La BBC nous offre un grand lot de documentaires de qualité, portant sur des sujets contemporains, intéressants et qui contiennent matière à développement. Avec The Enemy Within, on nous livre encore une fois une œuvre substantielle - le sujet comme la réalisation de Simon Chu sont ici dignes d’intérêt.

The Enemy Within est un regard viscéral et artistique sur l’art
contemporain qu’abrite la Tate Modern, un des plus grands musées d’art du 20ième siècle. Dans ce musée, on retrouve ces oeuvres qui ont choqué : l’urinoir Fontaine de Duchamp, la pile de briques de Carl André, l’art actuel des frères Chapman (Jake Chapman lui-même mènera le film à une réflexion sur ces oeuvres qui ont changé l’art du dernier siècle).

Le film est d’abord très bien documenté, on ne s’y contente pas d’une visite guidée du musée, ni de commentaires plats sur les oeuvres. Une documentation diverse ne touchant qu’à des points, des oeuvres et des artistes intéressants et qui, comme le titre l’annonce, se compose comme un virus attaquant le système central et se propageant à travers le corps. Le réalisateur s’amuse à intégrer des plans microscopiques de bactéries se
multipliant (à quelques reprises, le film se permet une tournure médicale et inquiétante quant à la propagation des virus). La narration lance différentes anecdotes passées et contemporaines, portant réflexion sur quelques concepts de cet art virus. Bref, l’utilisation de la voix off est maîtrisée, amenant le
spectateur à poser des questions et évaluer avec le film la composition et l’impact de cet art.

Afin de supporter sa documentation, Simon Chu nous propose une réalisation très bien menée, avec quelques fabuleux moments. Contrairement aux autres personnes interviewées, soulignant sa condition d’artiste, Jake Chapman nous est présenté de manière totalement expressive. Dans un environnement sombre, on a l’impression que sa tête flotte, qu’elle est la seule et unique partie de son corps (mis à part ses mains, avec lesquelles il travaille) à être présente. Les éclairages sont ici complètement fous, donnant d’un peu partout.

Cadrage et montage sont aussi utilisés pour la création d’atmosphère. Chu nous présente ce monde merveilleux infesté d’un virus. Nous avons droit à quelques plans tout à fait poétiques - par exemple celui sur le bord de l’eau, filmé lors d’un temps nuageux et affichant, en plein centre de cette vitalité naturelle, une petite usine et son énorme cheminée noire filmée en contre-plongée, trônant maladivement sur son environnement. La thématique principale du film nous est ici présentée en une simple composition.

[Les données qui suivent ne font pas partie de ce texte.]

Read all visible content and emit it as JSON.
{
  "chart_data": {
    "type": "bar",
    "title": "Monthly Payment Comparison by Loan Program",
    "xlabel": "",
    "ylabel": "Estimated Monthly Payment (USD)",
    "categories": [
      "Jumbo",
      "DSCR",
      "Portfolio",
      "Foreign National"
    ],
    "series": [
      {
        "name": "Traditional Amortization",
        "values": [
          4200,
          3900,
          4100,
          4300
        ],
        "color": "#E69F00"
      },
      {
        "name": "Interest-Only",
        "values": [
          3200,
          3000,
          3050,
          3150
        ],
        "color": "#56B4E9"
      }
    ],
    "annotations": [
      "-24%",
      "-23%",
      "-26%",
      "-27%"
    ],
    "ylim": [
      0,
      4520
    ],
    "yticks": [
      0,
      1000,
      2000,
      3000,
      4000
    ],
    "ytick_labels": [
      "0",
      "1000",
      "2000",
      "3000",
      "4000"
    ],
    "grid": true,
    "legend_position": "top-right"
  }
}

Chu utilise fréquemment son montage en relations graphiques. Ainsi, il associe l’œuvre Little Death Machine de Chapman (qui comporte un phallus de plastique) à la cheminée-virus par enchaînement et association graphique. À un autre moment, les fondus enchaînés nous amènent à nous demander si la tarentule qu’il nous montre d’abord, inoffensive, grimpant sur un mur, n’est pas en fait sur la cheminée ou encore prête à attaquer la directrice du musée ! Humour, oui, mais d’abord symbolisme et réflexion parallèle au sujet (on ne se contente pas de montrer).

Les images en noir et blanc des caméras de surveillance, montrant les salles vides du musée, confèrent à ce dernier une atmosphère malade - lieu mis en quarantaine. Les caméras de surveillance nous étant introduites dès le début du film (on les voit à l’image), Chu nous rappelle, de la même façon qu’en ce qui concerne les plans de bactéries, qu’il ne faut pas oublier que ce que l’on voit (parlant de l’art) possède une origine matérielle. Il y a désacralisation de l’œuvre, au niveau de la forme même.

La trame sonore et le bruitage sont aussi bien utilisés. Sur ces
images de cheminée, ces caisses de bois à l’infini dans lesquelles sont enfermées les oeuvres, ces virus, ces bactéries et l’homme perdu dans cet environnement, Chu colle une trame sonore fantomatique, lourde, pesante, maladive avec des semblants de battements de cœur (que l’on peut entendre comme le glas que l’on sonne, annonçant mort et événement tragique). Ailleurs, la musique sera plus légère et rigolote : par exemple on a droit à des extraits d’Aphex Twins sur les oeuvres des Chapman.

Malheureusement, la forme est moins travaillée durant la dernière partie du film, dans laquelle on s’appuie davantage sur un contenu dépouillé.

Le film demeure bien maîtrisé, aucunement prétentieux et démontre le talent de Simon Chu. Ses prochains projets sont à surveiller.